Tenía sed de algo que no tiene fuente propia: "Sentía una sed indescriptible por triunfar, por la fama y el éxito. Algo de lo que deseaba lo he conseguido: me he convertido en el rey de las ratas de alcantarilla, en esta cloaca en que se ha convertido esto que no se puede calificar como vida".
Con tan aterradora ironía, pasaba del "Nirvana" (su acreditado grupo musical) a la nirvana de la aniquilación personal. Además de sus horas de ensayo y de interpretación, confesaba que era amante y organizador de orgías sexuales, que era alcohólico, que gastaba heroína en abundancia.
El público le aplaudía a rabiar mientras Cobain sentía aterradora vergüenza de sí mismo. Tenía dinero a paladas, prestancia física. Indigestión de aplausos. Pero, a sus 27 años, era una perfecta ruina: "me llamo a mí mismo basura”.

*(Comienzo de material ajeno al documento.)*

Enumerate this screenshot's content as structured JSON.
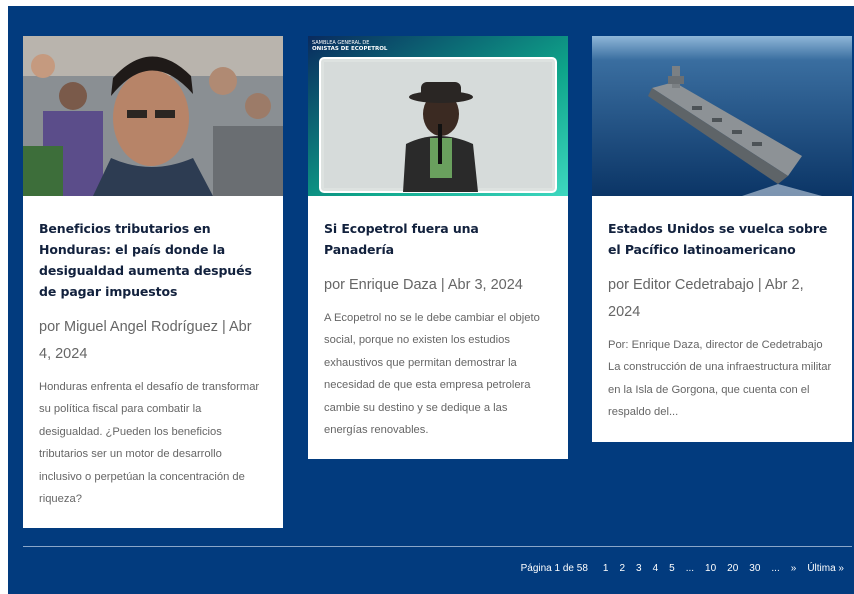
{
  "posts": [
    {
      "title": "Beneficios tributarios en Honduras: el país donde la desigualdad aumenta después de pagar impuestos",
      "meta": "por Miguel Angel Rodríguez | Abr 4, 2024",
      "excerpt": "Honduras enfrenta el desafío de transformar su política fiscal para combatir la desigualdad. ¿Pueden los beneficios tributarios ser un motor de desarrollo inclusivo o perpetúan la concentración de riqueza?"
    },
    {
      "title": "Si Ecopetrol fuera una Panadería",
      "meta": "por Enrique Daza | Abr 3, 2024",
      "excerpt": "A Ecopetrol no se le debe cambiar el objeto social, porque no existen los estudios exhaustivos que permitan demostrar la necesidad de que esta empresa petrolera cambie su destino y se dedique a las energías renovables.",
      "image_caption_line1": "SAMBLEA GENERAL DE",
      "image_caption_line2": "ONISTAS DE ECOPETROL"
    },
    {
      "title": "Estados Unidos se vuelca sobre el Pacífico latinoamericano",
      "meta": "por Editor Cedetrabajo | Abr 2, 2024",
      "excerpt": "Por: Enrique Daza, director de Cedetrabajo La construcción de una infraestructura militar en la Isla de Gorgona, que cuenta con el respaldo del..."
    }
  ],
  "pagination": {
    "label": "Página 1 de 58",
    "pages": [
      "1",
      "2",
      "3",
      "4",
      "5",
      "...",
      "10",
      "20",
      "30",
      "...",
      "»",
      "Última »"
    ]
  },
  "colors": {
    "background": "#023b7e",
    "card": "#ffffff",
    "title": "#12213d",
    "meta": "#666666"
  }
}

Sólo le faltó un importante ingrediente: la fe en un Salvador que atiende al más degenerado; la esperanza de una salvación que podía alcanzar a pesar de sus excesos; el amor que va más allá de la piel y de los sentidos y que emana del Crucificado; el mensaje del que dio su vida por todos, entre tormentos, y que manifestó que deseaba que todos pudieran alcanzar la misma felicidad eterna de la que Él gozaba desde siempre.